Wednesday, January 26

Senate votes to revoke Biden vaccination mandate for businesses


(CNN) — The Senate voted Wednesday night to revoke President Joe Biden’s vaccination or testing mandate targeting private companies with 100 or more employees.

While it likely won’t become law, as your chances of getting a vote in the House of Representatives are uncertain and Biden will likely veto it, the effort demonstrates bipartisan opposition in Congress to the federal government’s vaccination mandate for the large employers.

The effort was led by Indiana Republican Senator Mike Braun, and it only needed a simple majority of 51 votes to pass that chamber.

The final vote was 52-48. Two Democrats, Senators Jon Tester of Montana and Joe Manchin of West Virginia, joined their 50 Republican colleagues in voting to revoke the mandate.

US seeks to apply more vaccines due to omicron threat 0:49

In September, Biden announced that it would order the Department of Labor to require all companies with 100 or more employees to have their workers fully vaccinated or undergo weekly covid-19 tests and wear face masks. The emergency rule was issued in November, prompting lawsuits from Republican-led states and private employers, but also from liberal-leaning unions.

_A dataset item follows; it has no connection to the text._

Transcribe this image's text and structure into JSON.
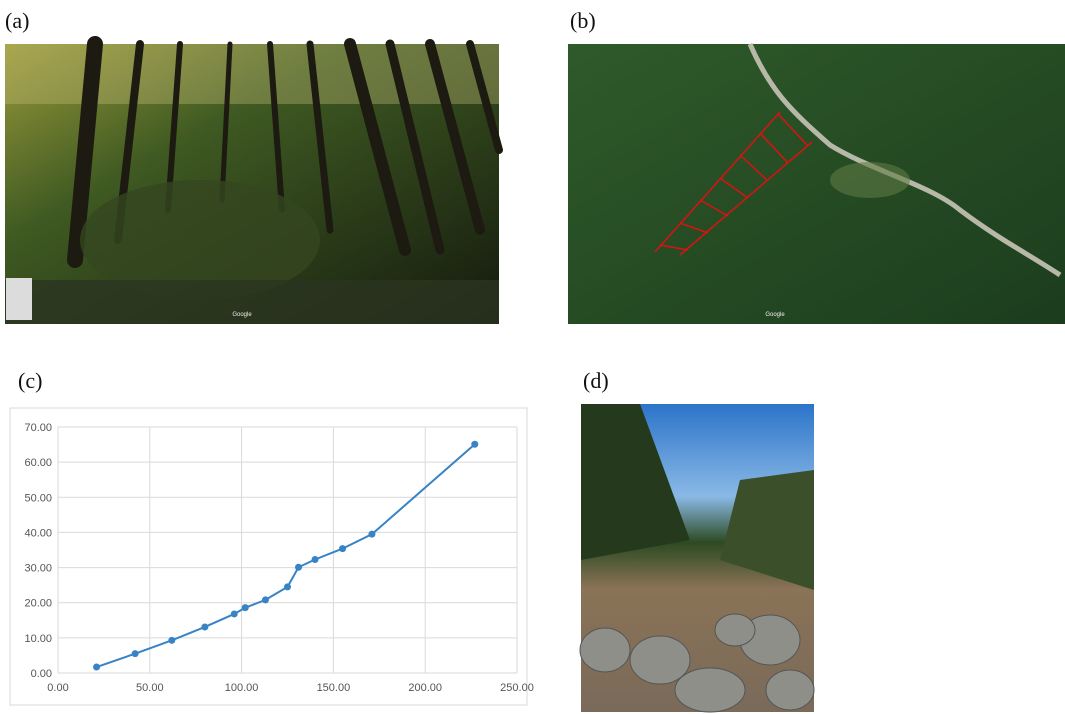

Last month, the federal appeals court temporarily blocked the Biden administration’s vaccination rules, which would go into effect on January 4. Since then, the multiple lawsuits against the mandate have been consolidated and reassigned to a federal appeals court in Ohio, with many hoping the case will end before the US Supreme Court.

Last month, Senate Republicans presented your challenge to Biden’s tenure under the Congressional Review Act, a legislative tool that allows Congress to reverse a rule of the executive branch.

Braun and other Senate Republicans have argued that the vaccination mandate is a transfer of authority by the federal government and puts more pressure on already struggling companies, while also insisting that vaccines are a personal choice.

Last week, Congress faced a deadline to fund the government, some Senate Republicans threatened to force a government shutdown unless they had a vote on an amendment that would prohibit the use of federal funds for COVID-19 vaccination mandates. 19 from Biden. However, the amendment ultimately failed on a 50-48 vote.

While voting to extend government funding through February to avoid a shutdown, Manchin announced that he had signed as a co-sponsor of the Republican resolution to repeal the vaccination requirement for businesses and will “strongly support it.”

“I’ve long said that we should encourage, not penalize, private employers whose responsibility it is to protect their employees from COVID-19,” said the West Virginia Democrat it’s a statement In the past week.

Manchin is not the only Democrat voicing support for the revocation of the vaccination mandate.

Explaining his opposition to the vaccination requirement, Tester said he “repeatedly heard the concerns of Montana community and small business leaders about the negative effect the vaccination mandate for private companies will have on their bottom line and our state’s economy. “.

“That is why I intend to join the bipartisan majority of my colleagues in defending Montana jobs and small businesses against these burdensome regulations,” he said in a statement Tuesday.

Senate Minority Leader Mitch McConnell previously told Fox News that the Senate will vote on the resolution this week, adding that he believes it will have “a good chance of being passed in the Senate.”

Speaking to reporters Tuesday, Senate Majority Leader Chuck Schumer criticized the Republican-led challenge to the vaccination mandate as an “anti-science, anti-vaccine vote.”

“If their plans go into effect, covid will linger longer and the possibility of new variants and new more dangerous variants will increase,” Schumer said on Capitol Hill. “It’s anti-science, anti-common sense, it doesn’t make sense.”

However, many companies have voluntarily implemented security measures early in the COVID-19 pandemic to protect their employees and customers, and are moving forward with vaccination mandates regardless of whether the courts override or abide by the Biden administration’s regulations. .

A booster dose will help against omicron, says Pfizer scientist 1:40


cnnespanol.cnn.com

Leave a Reply

Your email address will not be published.